Podcasts are a nice way to learn about new topics, pick up new ideas and hear the experiences of other testers and agile practitioners. I highly recommend the Testing Podcast site for informative interviews with a wide range of testing practitioners.

This interview with Michael Kircher of Software Engineering Radio was posted in June 2010 and can be found on testingpodcast.com as well, along with some other podcasts I’ve done in the past. Michael and I cover several topics ranging from the role of the tester in agile teams, over test automation strategy and regression testing, to continuous integration. I really enjoyed it because we got to talk for over an hour (though the podcast is not that long.)

4 comments on “Podcasts

  1. Lisa, thanks for promoting testingpodcast.com. I hope people find it useful. A lot of new podcasts on software testing should be added to the site soon (and a lot of podcasts are there already). If anybody is interested in helping out, just let me know.

  2. Listened to your SE radio podcast today (it was what lead me here to your blog!). I thought it was a great overview of agile as it relates to testers/QA. I’ll be pointing a few people towards it.

    At some point I would love to hear your insights on dealing with large external dependencies in automated regression tests. Say you’re testing a web front-end for a large retail system. It would talk to lots of enterprisey back-end systems, all out of your team’s influence. How do you automate that? Maybe there are some patterns out there, but I’ve failed to find them so far…

  3. Hi Pete, I’m glad you liked the podcast! Thanks for the feedback!

    I worked at eToys / KB Toys in 2002-2003, I’m not sure if that’s as large as you are thinking. It was indeed difficult to test things like verifying the front-end inventory matched the actual warehouse inventory – there was integration between them but it never worked correctly. We implemented Oracle Enterprise to manage everything from the front end to the supply chain. We also had to test business intelligence stuff. Oracle Enterprise had a lot of problems at the time, so that made everything more difficult. Also, we were not really an agile team. We did some agile practices, such as using customer tests to drive coding (but no unit-level TDD) and 2 week iterations.

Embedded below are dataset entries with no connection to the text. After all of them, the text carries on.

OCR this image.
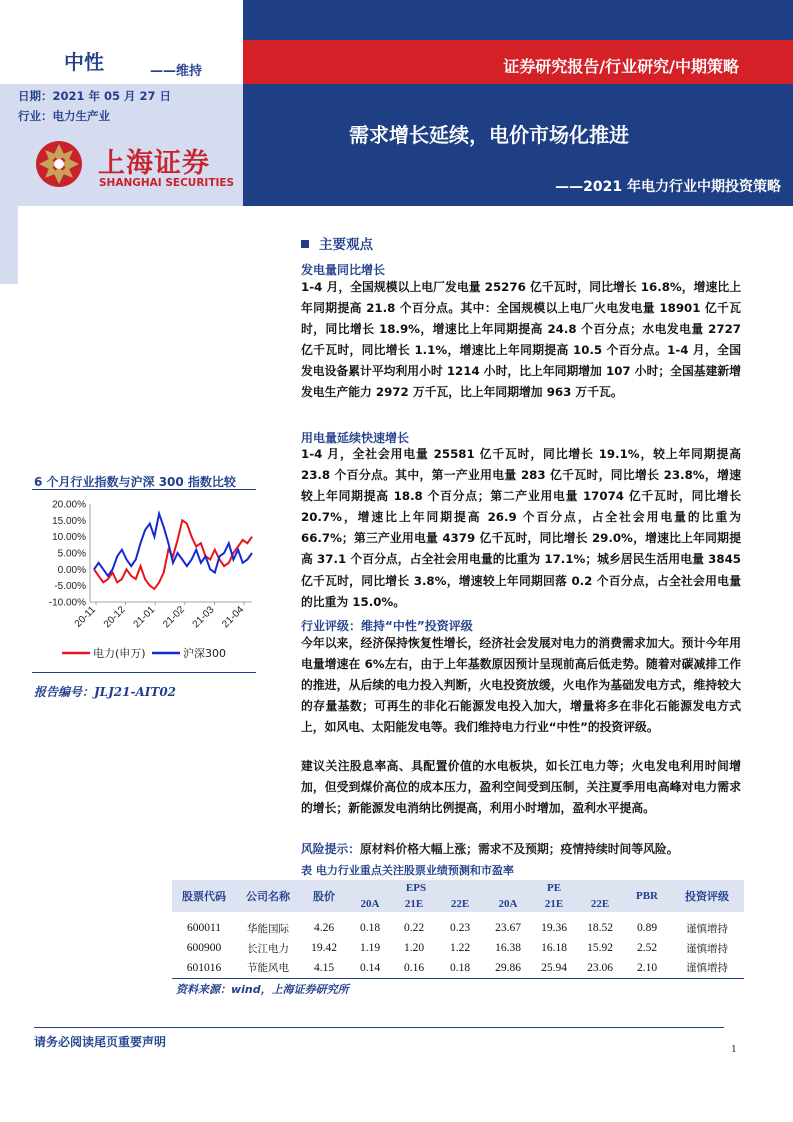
中性	——维持
日期：2021 年 05 月 27 日
行业：电力生产业
上海证券
SHANGHAI SECURITIES
证券研究报告/行业研究/中期策略
需求增长延续，电价市场化推进
——2021 年电力行业中期投资策略
6 个月行业指数与沪深 300 指数比较
20.00%
15.00%
10.00%
5.00%
0.00%
-5.00%
-10.00%
20-11 20-12 21-01 21-02 21-03 21-04
电力(申万)	沪深300
报告编号：JLJ21-AIT02
主要观点
发电量同比增长
1-4 月，全国规模以上电厂发电量 25276 亿千瓦时，同比增长 16.8%，增速比上年同期提高 21.8 个百分点。其中：全国规模以上电厂火电发电量 18901 亿千瓦时，同比增长 18.9%，增速比上年同期提高 24.8 个百分点；水电发电量 2727 亿千瓦时，同比增长 1.1%，增速比上年同期提高 10.5 个百分点。1-4 月，全国发电设备累计平均利用小时 1214 小时，比上年同期增加 107 小时；全国基建新增发电生产能力 2972 万千瓦，比上年同期增加 963 万千瓦。
用电量延续快速增长
1-4 月，全社会用电量 25581 亿千瓦时，同比增长 19.1%，较上年同期提高 23.8 个百分点。其中，第一产业用电量 283 亿千瓦时，同比增长 23.8%，增速较上年同期提高 18.8 个百分点；第二产业用电量 17074 亿千瓦时，同比增长 20.7%，增速比上年同期提高 26.9 个百分点，占全社会用电量的比重为 66.7%；第三产业用电量 4379 亿千瓦时，同比增长 29.0%，增速比上年同期提高 37.1 个百分点，占全社会用电量的比重为 17.1%；城乡居民生活用电量 3845 亿千瓦时，同比增长 3.8%，增速较上年同期回落 0.2 个百分点，占全社会用电量的比重为 15.0%。
行业评级：维持“中性”投资评级
今年以来，经济保持恢复性增长，经济社会发展对电力的消费需求加大。预计今年用电量增速在 6%左右，由于上年基数原因预计呈现前高后低走势。随着对碳减排工作的推进，从后续的电力投入判断，火电投资放缓，火电作为基础发电方式，维持较大的存量基数；可再生的非化石能源发电投入加大，增量将多在非化石能源发电方式上，如风电、太阳能发电等。我们维持电力行业“中性”的投资评级。
建议关注股息率高、具配置价值的水电板块，如长江电力等；火电发电利用时间增加，但受到煤价高位的成本压力，盈利空间受到压制，关注夏季用电高峰对电力需求的增长；新能源发电消纳比例提高，利用小时增加，盈利水平提高。
风险提示：原材料价格大幅上涨；需求不及预期；疫情持续时间等风险。
表 电力行业重点关注股票业绩预测和市盈率
股票代码	公司名称	股价	EPS			PE			PBR	投资评级
			20A	21E	22E	20A	21E	22E		
600011	华能国际	4.26	0.18	0.22	0.23	23.67	19.36	18.52	0.89	谨慎增持
600900	长江电力	19.42	1.19	1.20	1.22	16.38	16.18	15.92	2.52	谨慎增持
601016	节能风电	4.15	0.14	0.16	0.18	29.86	25.94	23.06	2.10	谨慎增持
资料来源：wind，上海证券研究所
请务必阅读尾页重要声明	1
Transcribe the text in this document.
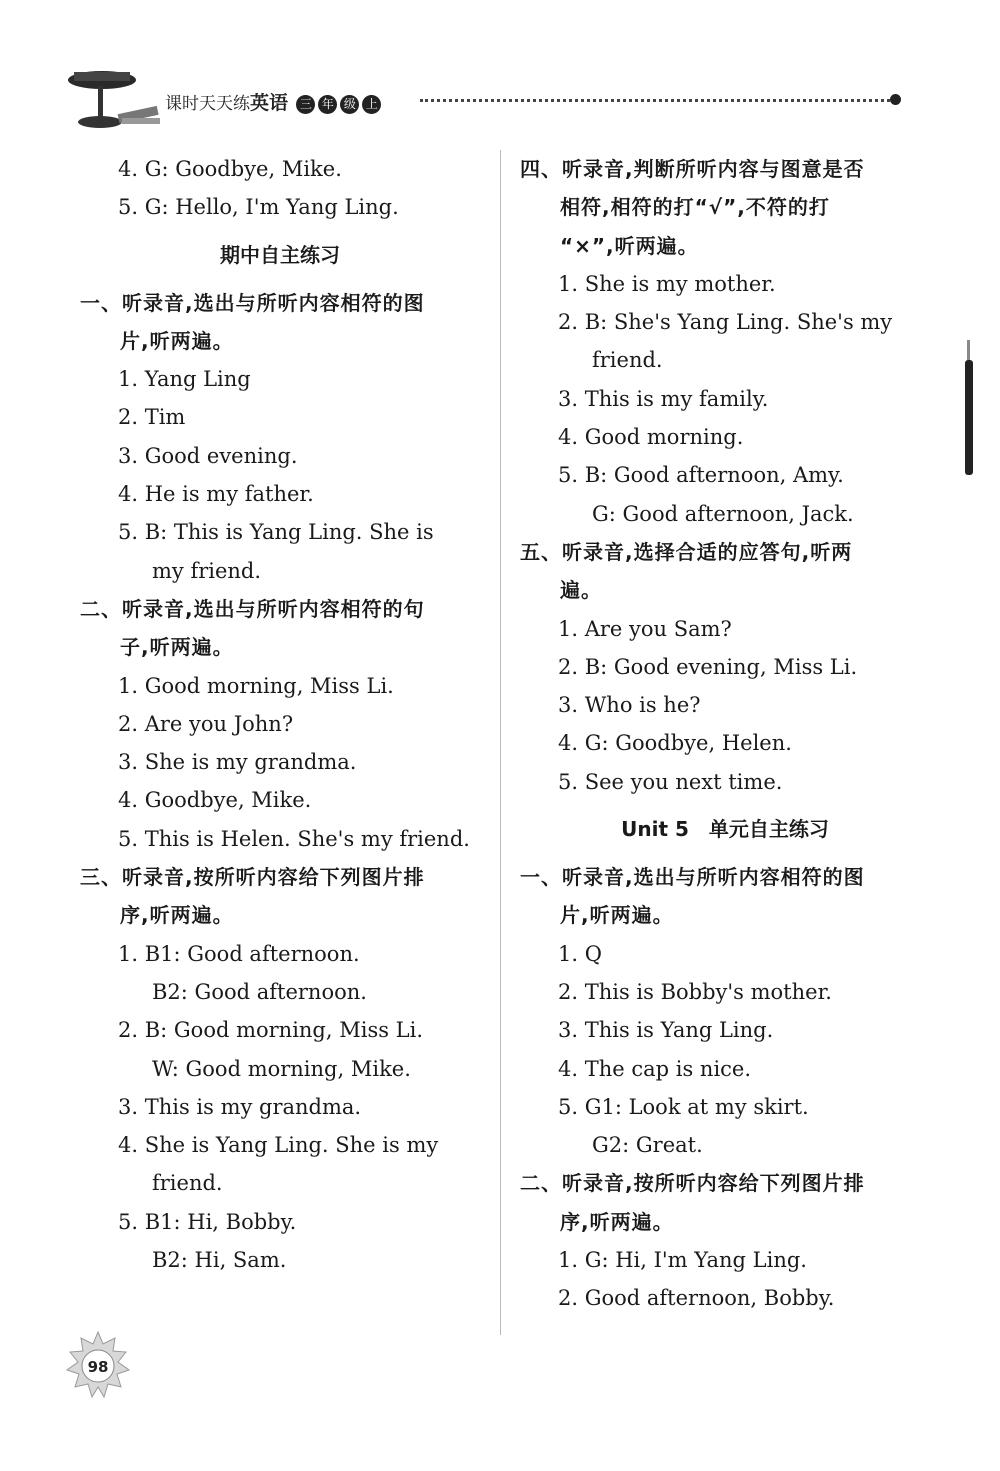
课时天天练英语 三 年 级 上
4. G: Goodbye, Mike.
5. G: Hello, I'm Yang Ling.
期中自主练习
一、听录音,选出与所听内容相符的图
片,听两遍。
1. Yang Ling
2. Tim
3. Good evening.
4. He is my father.
5. B: This is Yang Ling. She is
my friend.
二、听录音,选出与所听内容相符的句
子,听两遍。
1. Good morning, Miss Li.
2. Are you John?
3. She is my grandma.
4. Goodbye, Mike.
5. This is Helen. She's my friend.
三、听录音,按所听内容给下列图片排
序,听两遍。
1. B1: Good afternoon.
B2: Good afternoon.
2. B: Good morning, Miss Li.
W: Good morning, Mike.
3. This is my grandma.
4. She is Yang Ling. She is my
friend.
5. B1: Hi, Bobby.
B2: Hi, Sam.
四、听录音,判断所听内容与图意是否
相符,相符的打“√”,不符的打
“×”,听两遍。
1. She is my mother.
2. B: She's Yang Ling. She's my
friend.
3. This is my family.
4. Good morning.
5. B: Good afternoon, Amy.
G: Good afternoon, Jack.
五、听录音,选择合适的应答句,听两
遍。
1. Are you Sam?
2. B: Good evening, Miss Li.
3. Who is he?
4. G: Goodbye, Helen.
5. See you next time.
Unit 5　单元自主练习
一、听录音,选出与所听内容相符的图
片,听两遍。
1. Q
2. This is Bobby's mother.
3. This is Yang Ling.
4. The cap is nice.
5. G1: Look at my skirt.
G2: Great.
二、听录音,按所听内容给下列图片排
序,听两遍。
1. G: Hi, I'm Yang Ling.
2. Good afternoon, Bobby.
98
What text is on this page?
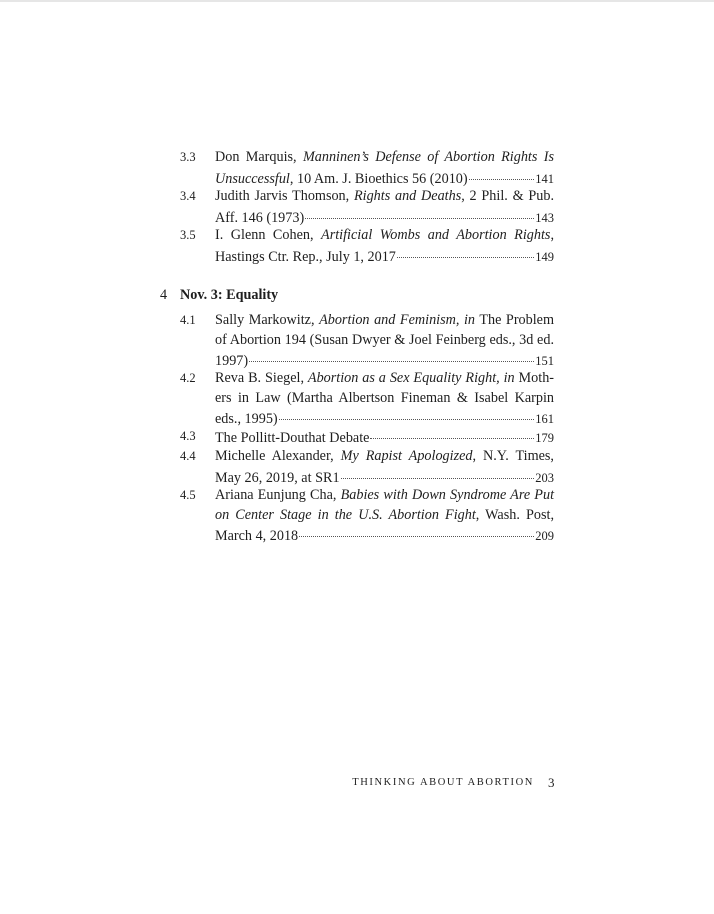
4 Nov. 3: Equality
3.3	Don Marquis, Manninen’s Defense of Abortion Rights Is
Unsuccessful, 10 Am. J. Bioethics 56 (2010)	141
3.4	Judith Jarvis Thomson, Rights and Deaths, 2 Phil. & Pub.
Aff. 146 (1973)	143
3.5	I. Glenn Cohen, Artificial Wombs and Abortion Rights,
Hastings Ctr. Rep., July 1, 2017	149
4.1	Sally Markowitz, Abortion and Feminism, in The Problem
of Abortion 194 (Susan Dwyer & Joel Feinberg eds., 3d ed.
1997)	151
4.2	Reva B. Siegel, Abortion as a Sex Equality Right, in Moth-
ers in Law (Martha Albertson Fineman & Isabel Karpin
eds., 1995)	161
4.3	The Pollitt-Douthat Debate	179
4.4	Michelle Alexander, My Rapist Apologized, N.Y. Times,
May 26, 2019, at SR1	203
4.5	Ariana Eunjung Cha, Babies with Down Syndrome Are Put
on Center Stage in the U.S. Abortion Fight, Wash. Post,
March 4, 2018	209
THINKING ABOUT ABORTION 3
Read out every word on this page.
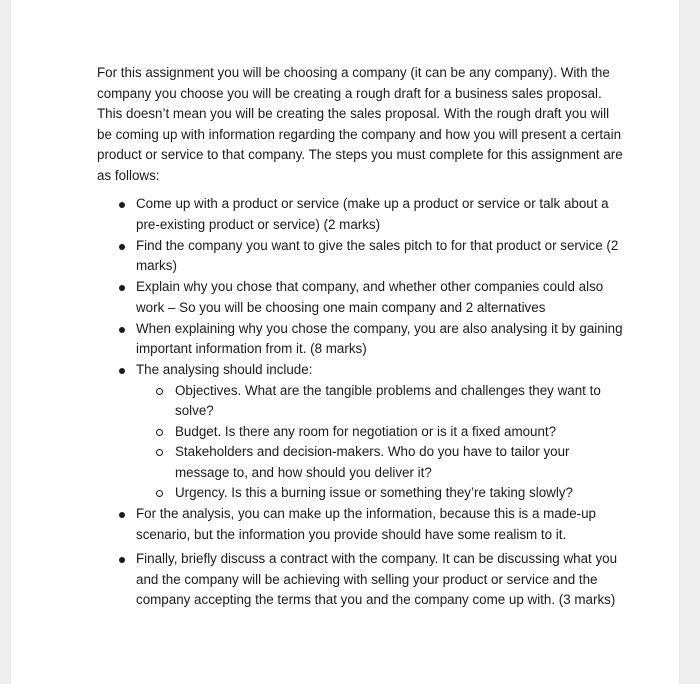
For this assignment you will be choosing a company (it can be any company). With the company you choose you will be creating a rough draft for a business sales proposal. This doesn’t mean you will be creating the sales proposal. With the rough draft you will be coming up with information regarding the company and how you will present a certain product or service to that company. The steps you must complete for this assignment are as follows:

Come up with a product or service (make up a product or service or talk about a pre-existing product or service) (2 marks)
Find the company you want to give the sales pitch to for that product or service (2 marks)
Explain why you chose that company, and whether other companies could also work – So you will be choosing one main company and 2 alternatives
When explaining why you chose the company, you are also analysing it by gaining important information from it. (8 marks)
The analysing should include:
Objectives. What are the tangible problems and challenges they want to solve?
Budget. Is there any room for negotiation or is it a fixed amount?
Stakeholders and decision-makers. Who do you have to tailor your message to, and how should you deliver it?
Urgency. Is this a burning issue or something they’re taking slowly?
For the analysis, you can make up the information, because this is a made-up scenario, but the information you provide should have some realism to it.
Finally, briefly discuss a contract with the company. It can be discussing what you and the company will be achieving with selling your product or service and the company accepting the terms that you and the company come up with. (3 marks)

    So, how did we automate? We were fairly successful given that there were almost no automated unit tests. We had Mercury Winrunner imposed upon us, so I hired a WinRunner expert to create and maintain some GUI regression tests. He did an awesome job and also trained the other testers on WinRunner. But there was a lot of testing that was costly to automate in WinRunner.

    The website was developed in Tcl (believe it or not). I heard Tcl was pretty good for scripting tests. So I bought a Tcl book and started writing test scripts in Tcl. When I had problems, the developers were willing to help me, since it was what they were coding in (whereas they would never have helped with a WinRunner test!) I was fairly successful at automating some scripts this way.

    We didn’t have any continuous integration. Nevertheless, we were able to keep up with testing. The dev team was fairly small, maybe 8 programmers, and we had 4 testers. The programmers, while they wouldn’t do TDD, were nevertheless good coders and did a good job. We were able to communicate closely with them. Of course, there was lots of chaos, long hours, and website crashes in the middle of the night. There were problems we could have easily solved, but the culture was such that they weren’t really interested in changing. Still, we were able to automate enough tests to keep up with development.